LA VIE... À L'AUNE DU MINÉRAL : Et sans le minéral, c'est la vie elle-même qui n'existerait peut-être pas ! "Les minéraux ont très probablement joué un rôle clé dans l'apparition de la vie sur Terre, explique Robert Hazen. Car la surface des cristaux est le lieu parfait pour concentrer, sélectionner, organiser de grosses chaînes de molécules organiques. C'est donc fascinant de penser au couple que forment les minéraux et la vie !" Fascinant... et instructif ! Car un autre grand bénéfice de la théorie de Robert Hazen, c'est qu'en replaçant les minéraux dans une perspective d'interaction évolutive, elle permet de tester avec une efficacité inédite certaines hypothèses sur l'origine de la vie. "Un jour, un collègue travaillant sur cette question m'a demandé s'il y avait des argiles à l'Hadéen, l'ère géologique qui précède l'apparition de la vie (de -4,6 à -3,8 milliards d'années), raconte Robert Hazen. Je ne m'étais jamais posé la question... J'ai cherché, et il y en avait bien, mais pas toute la palette actuelle, qui doit beaucoup à l'action des plantes lors de la formation des sols. Ce qui veut dire que certaines argiles n'étaient pas présentes à l'Hadéen. Elles ne pouvaient donc pas servir de support aux molécules prébiotiques"... Ou comment s'interroger sur l'histoire des minéraux permet, chemin faisant, d'éliminer toute hypothèse sur l'apparition de la vie qui serait bâtie sur des minéraux n'existant pas encore...
"Donner un cadre historique à la minéralogie ouvre aussi des nouvelles voies de recherches, poursuit le géologue, car cela soulève des questions qu'on ne s'était jamais posées avant". Par exemple ? "Après la lecture de l'article de Robert Hazen, on a naturellement envie de se poser des questions telles que 'Qu'est-ce qui détermine le nombre d'espèces minérales dans un milieu donné ?' 'Y a-t-il des événements aux cours desquels le nombre de minéraux a diminué ?', ou encore, 'Le changement climatique peut-il faire apparaître des nouvelles espèces minérales sur Terre ?", imagine François Guyot. Autant de questions auxquelles les chercheurs vont désormais s'atteler. Sans oublier la cerise sur le gâteau : ce nouveau regard porté sur l'évolution de la diversité minérale et l'implication de la vie sur Terre pourrait aussi permettre de mieux comprendre la minéralogie des autres planètes du système solaire. Voire de faire une découverte majeure : au lieu de chercher la vie, les astronomes devraient peut-être tout simplement chercher sa descendance minérale...

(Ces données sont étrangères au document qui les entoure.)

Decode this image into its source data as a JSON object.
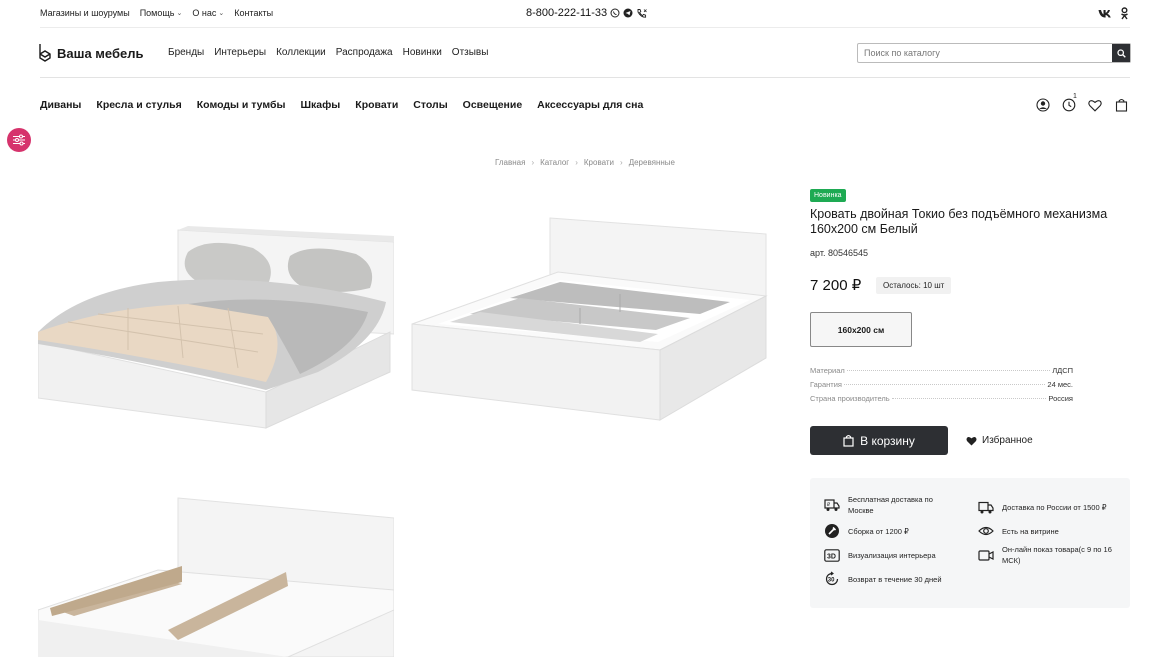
{
  "topbar": {
    "links": [
      {
        "label": "Магазины и шоурумы",
        "has_dropdown": false
      },
      {
        "label": "Помощь",
        "has_dropdown": true
      },
      {
        "label": "О нас",
        "has_dropdown": true
      },
      {
        "label": "Контакты",
        "has_dropdown": false
      }
    ],
    "phone": "8-800-222-11-33",
    "social_icons": [
      "vk-icon",
      "odnoklassniki-icon"
    ]
  },
  "header": {
    "logo_text": "Ваша мебель",
    "nav": [
      "Бренды",
      "Интерьеры",
      "Коллекции",
      "Распродажа",
      "Новинки",
      "Отзывы"
    ],
    "search_placeholder": "Поиск по каталогу"
  },
  "categories": [
    "Диваны",
    "Кресла и стулья",
    "Комоды и тумбы",
    "Шкафы",
    "Кровати",
    "Столы",
    "Освещение",
    "Аксессуары для сна"
  ],
  "user_icons": {
    "history_count": "1"
  },
  "breadcrumbs": [
    "Главная",
    "Каталог",
    "Кровати",
    "Деревянные"
  ],
  "product": {
    "badge": "Новинка",
    "title": "Кровать двойная Токио без подъёмного механизма 160x200 см Белый",
    "sku": "арт. 80546545",
    "price": "7 200 ₽",
    "stock": "Осталось: 10 шт",
    "size_option": "160x200 см",
    "specs": [
      {
        "name": "Материал",
        "value": "ЛДСП"
      },
      {
        "name": "Гарантия",
        "value": "24 мес."
      },
      {
        "name": "Страна производитель",
        "value": "Россия"
      }
    ],
    "cart_label": "В корзину",
    "favorite_label": "Избранное"
  },
  "perks": [
    {
      "icon": "free-delivery-icon",
      "text": "Бесплатная доставка по Москве"
    },
    {
      "icon": "truck-icon",
      "text": "Доставка по России от 1500 ₽"
    },
    {
      "icon": "assembly-icon",
      "text": "Сборка от 1200 ₽"
    },
    {
      "icon": "eye-icon",
      "text": "Есть на витрине"
    },
    {
      "icon": "3d-icon",
      "text": "Визуализация интерьера"
    },
    {
      "icon": "video-icon",
      "text": "Он-лайн показ товара(с 9 по 16 МСК)"
    },
    {
      "icon": "return-30-icon",
      "text": "Возврат в течение 30 дней"
    }
  ],
  "colors": {
    "accent_dark": "#2d2f33",
    "badge_green": "#1eaa53",
    "filter_pink": "#d6336c"
  }
}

L'ACTIVITÉ GÉOLOGIQUE COMPTE AUSSI
La formation de la croûte terrestre (ici, un granite ->) a enrichi la diversité minérale.

La diversité minérale ne doit pas tout à la vie. Un tiers des espèces de minéraux présents à la surface de la Terre sont ainsi à mettre sur le compte de processus purement géologiques à l'ouvre depuis la formation du système solaire. Robert Hazen en distingue deux types. En premier lieu, les processus de séparation et de concentration des éléments chimiques. Par exemple, lors de la différenciation planétaire, il y a 4,5 milliards d'années, certains éléments se sont concentrés dans le manteau lithosphérique et d'autres dans le noyau métallique. "En séparant et concentrant des éléments chimiques, ces processus ont permis de passer de la composition homogène initiale de la nébuleuse présolaire à un large spectre de compositions chimiques à partir desquelles cristallisent des minéraux différents", explique Robert Hazen. Le second type de processus concerne l'apparition d'une nouvelle palette de conditions de pression et de température, liée au phénomène de la tectonique des plaques.